Less is now : les marques face au paradoxe du minimalisme
Nous le savons, les confinements successifs ont bouleversé le rapport à soi et à la consommation. Si bien que 73% de français disent maintenant vouloir se concentrer uniquement sur ce qui est important dans leur consommation… Comment les marques se rendent-elles essentielles face à un consommateur en quête de simplicité ? Parlons-en.
Less is now ?
Lorsque les consommateurs affirment souhaiter que le “monde d’après” soit construit sur des bases plus simples, plus naturelles, avec davantage de bon sens, il faut rester réaliste. La recherche de sens dans la consommation n’est pas une révolution ou une exclusivité spéciale COVID-19 ! Le “monde d’après” ressemble grandement au “monde d’avant” : le bio, la seconde main et même le 0 waste n’ont rien de neuf même si, je vous l’accorde, la crise sanitaire semble avoir exacerbée ce genre d’initiatives.
Depuis une dizaine d’années, la consommation minimaliste semble être la réponse universelle à un monde hyper-connecté, d’hyper-consommation et d’hyper-information : il permet de vivre mieux avec moins et de ne pas se laisser envahir par le flux. Mais c’est aussi – et surtout – une manière de se distinguer d’une masse symbolique qui elle, à l’inverse jouerait le jeu de la sur-consommation.
Pourtant, loin d’être réservé à des consommateurs “alternatifs”, le minimalisme est finalement devenu une mode de consommation mainstream et bankable.
Des séries, des podcasts, des articles, des livres, … En devenant une nouvelle norme comportementale, le minimalisme semble paradoxalement vendre autant qu’il conseille aux gens de ne pas acheter. Vous voyez ce que je veux dire ?
Le fantasme du minimum
Consommer moins, aller vers des produits plus simples ou qui relèvent d’une plus grande naturalité, sont autant de discours véhiculés pour valoriser un retour vers soi, un bien-être moral que tous ont cherché durant le confinement pour pallier l’anxiété. Nous revenons, dans les consommations, à des formes plus pures, sans artifice, sans conservateur, sans huile de palme, à l’essence même du produit. Cette volonté se transforme en une sorte de fantasme du minimum directement observable sur les produits de grande consommation par exemple.
L’emballage caractérisera davantage le produit par ce qu’il ne contient pas, plutôt que ce qu’il est.

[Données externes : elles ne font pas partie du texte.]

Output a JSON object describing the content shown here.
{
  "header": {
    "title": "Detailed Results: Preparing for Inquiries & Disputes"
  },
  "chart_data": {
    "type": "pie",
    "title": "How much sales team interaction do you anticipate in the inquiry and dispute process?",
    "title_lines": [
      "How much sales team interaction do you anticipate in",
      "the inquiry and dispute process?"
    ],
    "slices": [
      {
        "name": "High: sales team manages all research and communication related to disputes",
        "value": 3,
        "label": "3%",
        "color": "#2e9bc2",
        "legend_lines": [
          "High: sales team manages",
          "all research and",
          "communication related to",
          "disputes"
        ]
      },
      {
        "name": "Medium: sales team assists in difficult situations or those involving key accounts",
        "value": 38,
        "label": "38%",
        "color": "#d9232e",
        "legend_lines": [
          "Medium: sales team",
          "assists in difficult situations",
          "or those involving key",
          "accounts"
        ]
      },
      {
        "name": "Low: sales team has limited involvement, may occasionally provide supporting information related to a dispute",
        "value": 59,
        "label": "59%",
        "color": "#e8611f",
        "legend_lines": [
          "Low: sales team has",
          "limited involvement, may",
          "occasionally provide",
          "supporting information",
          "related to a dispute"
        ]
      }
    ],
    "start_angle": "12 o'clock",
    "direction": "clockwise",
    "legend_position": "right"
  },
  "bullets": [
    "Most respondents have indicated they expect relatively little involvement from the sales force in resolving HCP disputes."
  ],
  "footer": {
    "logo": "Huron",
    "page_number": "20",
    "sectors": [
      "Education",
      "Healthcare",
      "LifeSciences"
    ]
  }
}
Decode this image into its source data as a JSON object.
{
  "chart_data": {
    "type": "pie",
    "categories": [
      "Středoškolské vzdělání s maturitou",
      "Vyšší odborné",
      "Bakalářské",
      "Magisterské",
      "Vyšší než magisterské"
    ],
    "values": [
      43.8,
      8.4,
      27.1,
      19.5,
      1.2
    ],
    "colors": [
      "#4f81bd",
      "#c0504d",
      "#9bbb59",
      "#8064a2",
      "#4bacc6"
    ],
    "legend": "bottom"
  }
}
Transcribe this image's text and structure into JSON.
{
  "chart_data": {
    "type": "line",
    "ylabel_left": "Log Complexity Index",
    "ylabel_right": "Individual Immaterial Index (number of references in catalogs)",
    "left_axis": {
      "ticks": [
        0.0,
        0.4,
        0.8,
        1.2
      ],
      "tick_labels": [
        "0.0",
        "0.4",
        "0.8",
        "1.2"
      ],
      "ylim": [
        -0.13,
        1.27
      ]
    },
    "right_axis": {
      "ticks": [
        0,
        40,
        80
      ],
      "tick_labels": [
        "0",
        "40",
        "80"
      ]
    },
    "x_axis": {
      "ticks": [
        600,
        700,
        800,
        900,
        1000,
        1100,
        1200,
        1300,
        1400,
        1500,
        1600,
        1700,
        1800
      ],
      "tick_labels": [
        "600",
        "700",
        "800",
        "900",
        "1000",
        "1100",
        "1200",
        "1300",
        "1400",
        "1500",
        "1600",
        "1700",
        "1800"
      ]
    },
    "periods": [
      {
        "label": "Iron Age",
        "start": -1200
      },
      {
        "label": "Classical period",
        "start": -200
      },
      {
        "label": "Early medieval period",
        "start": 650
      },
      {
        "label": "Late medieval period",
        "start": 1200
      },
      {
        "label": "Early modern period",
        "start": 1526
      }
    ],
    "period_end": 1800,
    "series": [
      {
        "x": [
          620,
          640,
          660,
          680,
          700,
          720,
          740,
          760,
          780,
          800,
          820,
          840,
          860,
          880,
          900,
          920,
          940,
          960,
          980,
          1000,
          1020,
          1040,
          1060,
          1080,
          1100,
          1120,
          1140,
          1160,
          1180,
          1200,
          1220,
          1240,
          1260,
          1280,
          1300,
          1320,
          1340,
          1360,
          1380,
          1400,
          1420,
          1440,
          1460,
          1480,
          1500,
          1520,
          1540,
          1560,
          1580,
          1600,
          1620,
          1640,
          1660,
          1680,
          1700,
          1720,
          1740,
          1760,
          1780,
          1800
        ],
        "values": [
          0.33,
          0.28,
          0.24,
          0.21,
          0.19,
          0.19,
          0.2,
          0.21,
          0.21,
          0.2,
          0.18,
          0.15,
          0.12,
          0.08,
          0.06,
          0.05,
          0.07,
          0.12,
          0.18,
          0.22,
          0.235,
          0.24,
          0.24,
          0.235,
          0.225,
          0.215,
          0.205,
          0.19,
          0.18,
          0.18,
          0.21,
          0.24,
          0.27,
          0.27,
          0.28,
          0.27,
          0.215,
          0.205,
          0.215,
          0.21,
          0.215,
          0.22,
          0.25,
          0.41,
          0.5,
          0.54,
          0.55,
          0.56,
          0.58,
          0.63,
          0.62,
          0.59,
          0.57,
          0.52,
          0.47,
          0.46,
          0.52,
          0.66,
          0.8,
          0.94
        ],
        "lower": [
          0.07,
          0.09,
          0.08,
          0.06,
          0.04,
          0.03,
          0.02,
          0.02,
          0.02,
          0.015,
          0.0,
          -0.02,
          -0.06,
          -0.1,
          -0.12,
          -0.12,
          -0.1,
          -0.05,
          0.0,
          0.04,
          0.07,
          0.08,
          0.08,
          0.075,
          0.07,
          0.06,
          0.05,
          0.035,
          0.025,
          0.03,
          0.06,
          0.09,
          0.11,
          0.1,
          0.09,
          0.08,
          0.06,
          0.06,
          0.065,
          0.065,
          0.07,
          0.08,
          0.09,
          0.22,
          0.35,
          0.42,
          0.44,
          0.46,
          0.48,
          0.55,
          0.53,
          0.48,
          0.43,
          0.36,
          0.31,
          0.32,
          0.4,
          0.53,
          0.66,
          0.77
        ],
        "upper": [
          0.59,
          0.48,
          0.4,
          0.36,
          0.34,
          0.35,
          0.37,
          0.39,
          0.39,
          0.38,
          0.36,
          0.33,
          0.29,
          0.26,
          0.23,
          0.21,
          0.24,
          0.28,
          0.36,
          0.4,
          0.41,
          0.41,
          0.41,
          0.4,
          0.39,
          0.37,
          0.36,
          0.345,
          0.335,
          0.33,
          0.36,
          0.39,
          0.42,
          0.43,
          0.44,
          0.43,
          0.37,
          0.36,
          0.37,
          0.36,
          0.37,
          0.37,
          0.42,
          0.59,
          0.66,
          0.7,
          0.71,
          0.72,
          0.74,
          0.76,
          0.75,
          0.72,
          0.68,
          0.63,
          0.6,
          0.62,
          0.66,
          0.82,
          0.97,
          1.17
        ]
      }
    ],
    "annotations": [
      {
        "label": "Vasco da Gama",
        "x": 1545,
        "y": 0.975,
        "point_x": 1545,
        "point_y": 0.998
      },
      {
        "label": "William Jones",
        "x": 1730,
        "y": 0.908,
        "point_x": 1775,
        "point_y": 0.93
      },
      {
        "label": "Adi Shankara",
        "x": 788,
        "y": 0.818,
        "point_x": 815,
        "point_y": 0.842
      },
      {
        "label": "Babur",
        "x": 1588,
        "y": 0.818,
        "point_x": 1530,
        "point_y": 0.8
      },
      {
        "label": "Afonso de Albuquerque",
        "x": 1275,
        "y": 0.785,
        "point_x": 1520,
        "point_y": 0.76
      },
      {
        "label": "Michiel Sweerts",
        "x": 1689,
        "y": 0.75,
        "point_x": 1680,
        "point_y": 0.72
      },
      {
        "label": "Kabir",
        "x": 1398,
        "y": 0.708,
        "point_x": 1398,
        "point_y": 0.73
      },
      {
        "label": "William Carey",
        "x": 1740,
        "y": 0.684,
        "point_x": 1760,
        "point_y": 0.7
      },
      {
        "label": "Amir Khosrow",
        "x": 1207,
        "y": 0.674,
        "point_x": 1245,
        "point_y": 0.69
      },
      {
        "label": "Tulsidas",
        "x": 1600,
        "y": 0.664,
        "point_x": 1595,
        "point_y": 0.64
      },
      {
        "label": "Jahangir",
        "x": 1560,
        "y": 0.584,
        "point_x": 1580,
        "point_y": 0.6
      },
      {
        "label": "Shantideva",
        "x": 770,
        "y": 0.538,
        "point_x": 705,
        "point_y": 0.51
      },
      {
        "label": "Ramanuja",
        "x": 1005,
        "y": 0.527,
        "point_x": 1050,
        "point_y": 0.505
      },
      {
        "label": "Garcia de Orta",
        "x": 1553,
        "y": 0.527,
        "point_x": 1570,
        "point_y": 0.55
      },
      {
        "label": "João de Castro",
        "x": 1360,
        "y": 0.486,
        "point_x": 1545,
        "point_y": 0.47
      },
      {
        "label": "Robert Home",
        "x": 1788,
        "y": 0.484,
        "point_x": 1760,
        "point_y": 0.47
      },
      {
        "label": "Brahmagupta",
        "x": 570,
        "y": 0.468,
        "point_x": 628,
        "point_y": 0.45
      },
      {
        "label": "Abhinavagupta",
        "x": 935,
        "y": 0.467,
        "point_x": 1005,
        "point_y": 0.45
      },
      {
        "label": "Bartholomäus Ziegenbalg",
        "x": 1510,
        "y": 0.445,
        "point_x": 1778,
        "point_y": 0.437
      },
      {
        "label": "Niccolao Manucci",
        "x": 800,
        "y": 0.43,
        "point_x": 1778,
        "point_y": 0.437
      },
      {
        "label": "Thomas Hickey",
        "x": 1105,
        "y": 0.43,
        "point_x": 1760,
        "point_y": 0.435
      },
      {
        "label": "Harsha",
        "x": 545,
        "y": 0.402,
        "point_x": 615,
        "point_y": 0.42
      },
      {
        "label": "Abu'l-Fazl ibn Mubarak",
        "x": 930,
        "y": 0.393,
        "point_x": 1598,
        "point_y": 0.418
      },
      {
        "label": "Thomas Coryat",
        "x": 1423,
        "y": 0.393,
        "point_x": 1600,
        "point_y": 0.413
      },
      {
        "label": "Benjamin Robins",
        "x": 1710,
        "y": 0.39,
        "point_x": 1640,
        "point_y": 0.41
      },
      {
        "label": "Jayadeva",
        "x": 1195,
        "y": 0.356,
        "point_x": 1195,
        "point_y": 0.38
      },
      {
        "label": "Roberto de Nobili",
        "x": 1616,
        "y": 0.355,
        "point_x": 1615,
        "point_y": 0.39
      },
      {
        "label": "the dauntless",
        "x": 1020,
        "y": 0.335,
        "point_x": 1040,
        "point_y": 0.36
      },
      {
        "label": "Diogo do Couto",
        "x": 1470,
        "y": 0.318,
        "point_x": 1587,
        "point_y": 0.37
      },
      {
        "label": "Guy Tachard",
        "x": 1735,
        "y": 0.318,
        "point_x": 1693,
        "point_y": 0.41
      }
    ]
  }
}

“-25% de sel”, “sans couenne”, “sans sucre ajouté”, “sans huile de palme“… “Sans” est un mot mot magique et rassurant qui rappelle inconsciemment un système de promotion, et par halo, la bonne affaire. Si une réglementation européenne entrée en vigueur en 2019 interdit aux marques d’apposer l’allégation « sans » sur l’emballage de produits cosmétiques – « sans phtalates », « sans parabènes » ou encore « sans sulfates » -, il reste un argument de vente indéniable dans les autres secteurs car il reflète à la fois la transparence de la marque envers ses consommateurs, mais aussi la volonté de prendre soin d’eux. Il n’en paraît pas moins paradoxal de vouloir acheter un produit en valorisant ce qu’il n’a pas, en d’autres termes acheter pour ne pas avoir.
L’éloge de la fonctionnalité
L’idée est de réduire le produit à son usage.
Ainsi, la marque peut asseoir ses arguments d’efficacité (“les ingrédients sont minutieusement sélectionnés pour répondre parfaitement aux besoins”) et de qualité (“pas d’éléments toxiques ou incompréhensibles”). Pour ses produits, mais aussi ses gammes : certaines marques réduisent le nombre de produits en réponse à un contexte d’hyperchoix qui épuise. Les packaging aussi sont remis en cause : sont-ils nécessaires ? Non plus réservé à de petites marques émergentes, le 0 packaging, associé au 0 waste, prend le dessus. Accompagnées d’un argumentaire écologique, les marques se demandent jusqu’où elles peuvent aller pour rendre leurs produits essentiels.
En résumé, les marques s’inscrivent dans une nouvelle démarche, plus globale et en lien direct avec leur ADN : celle d’enlever le surplus, notion négative – car liée à l’excès – que l’on associe inconsciemment à la consommation. En effet, souvent considérée comme impure et destructrice, la rhétorique du minimum s’impose comme un moyen de pallier les travers de la consommation elle-même et de déculpabiliser les consommateurs. Cette démarche devient un nouvel argument de vente, en accord avec la mentalité des consommateurs qui veulent retourner à des consommations plus responsables. Les marques prouvent ainsi qu’elles méritent d’exister, et même, que leur existence est essentielle.